30 Desember 2009

Tolak Perdamaian Murahan

Kasus Penganiayaan di Maumere

Oleh Frans Anggal

Personel TNI AL Lanal Maumere menganiaya seorang warga, Marthen Luter, di sebuah rumah makan di Nangahure, Kecamatan Alok Barat, 20 Desember 2009. Tidak hanya menganiaya, mereka juga menyekap korban selama lima jam di tahanan (Flores Pos Kamis 24 Desember 2009) .

Korban dianiaya karena ada pengaduan dari istri salah seorang pelaku. Konon korban memegang bokong sang istri di sebuah rumah makan di Nangahure. Sedangkan menurut korban, tidak begitu. Saat ia membayar nasi kuning di warung, tangannya menyentuh belakang badan sang istri.

Apa yang sebenarnya terjadi, “pegang bokong” ataukah “sentuh belakang badan”, belumlah jelas. Masing-masing pihak pegang versi ceritanya. Tentu, versi yang menguntungkan pihaknya, dan bila perlu merugikan pihak lain. Karena itu, kedua versi hanya mungkin sama-sama salah. Tidak mungkin sama-sama benar. Kalau satunya benar, lainnya pasti salah.

Dari pemberitaan, kita tak miliki cukup keterangan untuk bisa menilai setiap versi. Di sisi lain, kita punya cukup bahan dan alasan untuk menilai kisah ikutannya. Apa pun versinya, “pegang bokong” ataukah “sentuh belakang badan”, kisah ikutannya sungguh mengerikan. Penganiayaan!

Di depan warung, wajah dan dada korban ditinju sang suami. Korban diseret ke pos jaga. Dipukuli, diinjak, ditendang lima personel lain. Kepalanya dibenturkan ke tembok. Diseret ke tahanan. Disekap. Diborgol. Digebuk bergantian. Disuruh gigit sepatu sambil merayap. Ia minta maaf, tapi tetap dipukuli. Disirami air. Bahkan kakak kandungnya diperintahkan ikut memukul. Ia dilepaskan setelah berdarah-darah dan memar. Ia diperintahkan datang keesokan harinya bawa serta meterai Rp6.000 untuk surat pernyataan damai. Namun ia tidak datang. Ia mengadu ke Polisi Militer di Ende. Ia minta proses hukum.

Langkah tepat. Proses hukum dulu, berdamai belakangan. Adil dulu, baru damai. Damai sejati hanya bisa lahir di atas keadilan. Tanpa keadilan, tak ada kedamaian. Keadilanlah yang memungkinkan kedamaian. Opus iustitiae pax est.

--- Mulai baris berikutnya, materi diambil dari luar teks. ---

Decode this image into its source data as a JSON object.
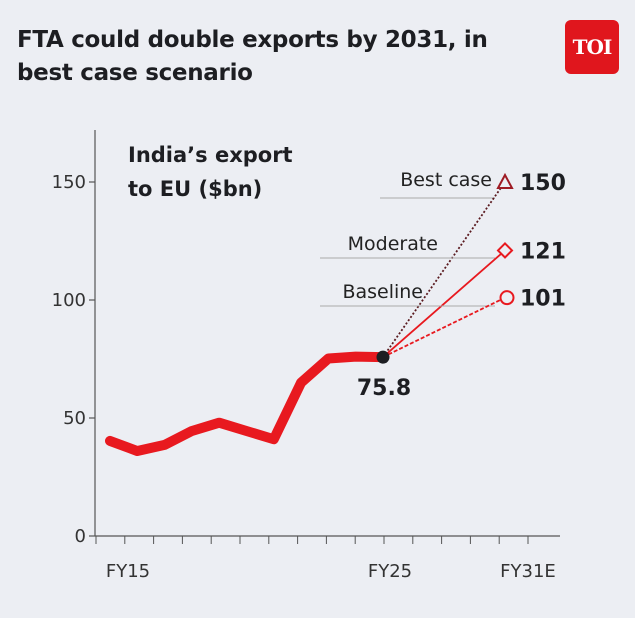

Dalam kasus penganiayaan di atas, keadilan macam apa yang diperlukan? Keadilan yang cara pencapaiannya sudah disiapkan oleh negara hukum. Itulah keadilan hukum. Keadilan melalui proses hukum. Dengan ini, kita tidak hendak menafikan perdamaian atau rekonsiliasi. Rekonsiliasi itu penting dan berguna. Namun, ada prasyaratnya, agar tidak murahan.

Setiap rekonsiliasi membutuhkan pengampunan. Dan setiap pengampunan mempersyaratkan pengakuan akan kesalahan yang telah dibuat. Maka, mesti jelas dulu, siapa yang lakukan kesalahan, dan apa bentuk kesalahannya. Dalam negara hukum, kejelasan ini dicapai melalui proses hukum. Karena itu, kita mendukung sikap si korban. Menolak berdamai sebelum ada proses hukum.

Di sisi lain, kita mengecam tindakan oknum TNI AL. Tidak hanya karena menganiaya korban. Tapi juga karena memaksakan perdamaian kepada korban. Dari cara mereka mewajibkan korban membawa meterai setelah penganiyaan dan penyekapan, cukup jelas bahwa perdamaian yang mereka inginkan tidak lebih daripada perdamaian murahan. Yaitu, perdamaian sebagai kedok menutup-nutupi kesalahan. Atau, mengecil-ngecilkannya menjadi sebuah kekeliruan semata. Ini kita tolak mentah-mentah.

Kita tuntut para oknum TNI AL berjiwa ksatria. Berani berbuat, berani bertanggung jawab. Berani menganiaya orang, berani menghadapi proses hukum. Jangan jadi pengecut. Kita juga mendesak Polisi Militer segera memproses hukum para pelaku. Tegakkan keadilan, maka damai akan bersemi.